Movie #17: Released in 1948, directed by the Archers (Emeric Pressburger and Michael Powell), 133 minutes. New to me!
LetterBoxd Score: 4.5 stars
For me, this movie had several things going for it:
First off, the ideas are mythic; fanaticism about the one transcendent thing, versus living a normal life, but expressed in the metaphor of the red shoes that will dance you to death. Fantastic, and if better known, “red shoes” could be a rich addition to our cultural lexicon, like Ahab or the One Ring.
Second, the character of Boris Lermontov is great. I kind of grinned anytime he was in the scene. He’s someone who is barely putting up with the rest of us, for getting in the way of making great art.
Third, shots like this:
Fourth, and finally, it has the best ballet sequence put to film I’ve ever seen. A bit over halfway through the movie, it’s the debut of the Red Shoes and for the next 15 minutes the movie simply becomes the ballet. It’s not filmed from the vantage of the audience, but like a regular movie where it just so happens that everyone dances and does not speak. That lets us do things a real ballet could never get away with, such as having closeup shots of the shoemaker holding the shoes as they dance on their own.
But in fact, the movie goes further and commits to a full surrealism in this sequence.

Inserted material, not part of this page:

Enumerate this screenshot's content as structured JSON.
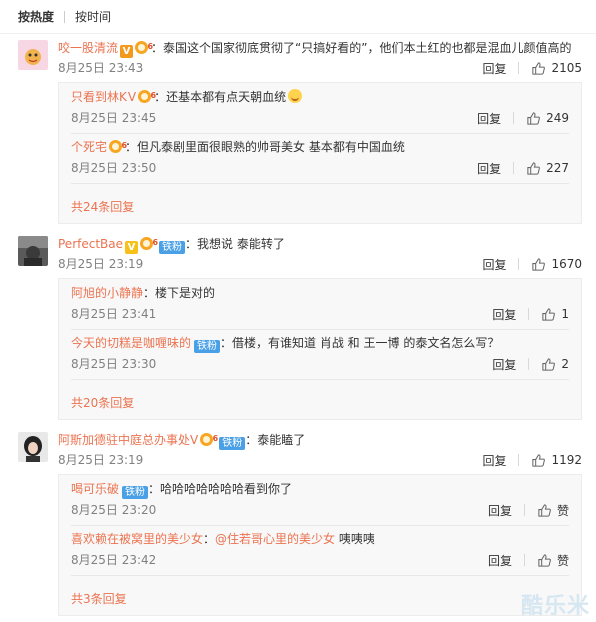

Victoria Page leaps and with a cleverly timed cut, seems to magically appear in the shoes, all tied up and ready to dance (and dance and dance). The stage becomes infinitely large. The shoemaker (master of the red shoes) sometimes becomes Boris, sometimes the conductor. Sometimes the audience is the sea. She dances through the air without assistance. Newspapers blowing on the street transform into people.
On letterbox, I joked this was a 5-star ballet sequence with a 4.5 star framing device (namely, the rest of the movie). Most of that is due to Boris, who I really do like. But otherwise, I feel more ambivalent about the rest of the movie. It has the feeling that it could have been more of a mythic tale if the ballet was earlier, or perhaps later. It feels like it needs to be the prophecy or the conclusion. But otherwise, it sort of feels like we spend a bit too much time with these characters before the point of it all is made more sharply. But maybe I would feel differently if I rewatched it.
But in general, I am just not warming up to these Archers movies. Something about the way the characters interact doesn’t work for me; not funny enough, doesn’t make me feel much. Maybe it’s a style of acting that I am not connecting with.
Why would someone think it’s one of the ten greatest movies ever made?
That dance sequence! More generally, people seem to think it makes beautiful use of technicolor, though I’m not sure that connected with me, even though I knew to look for it. But if you have a soft spot for dance, I can imagine the conversation is done, this has to be on your list.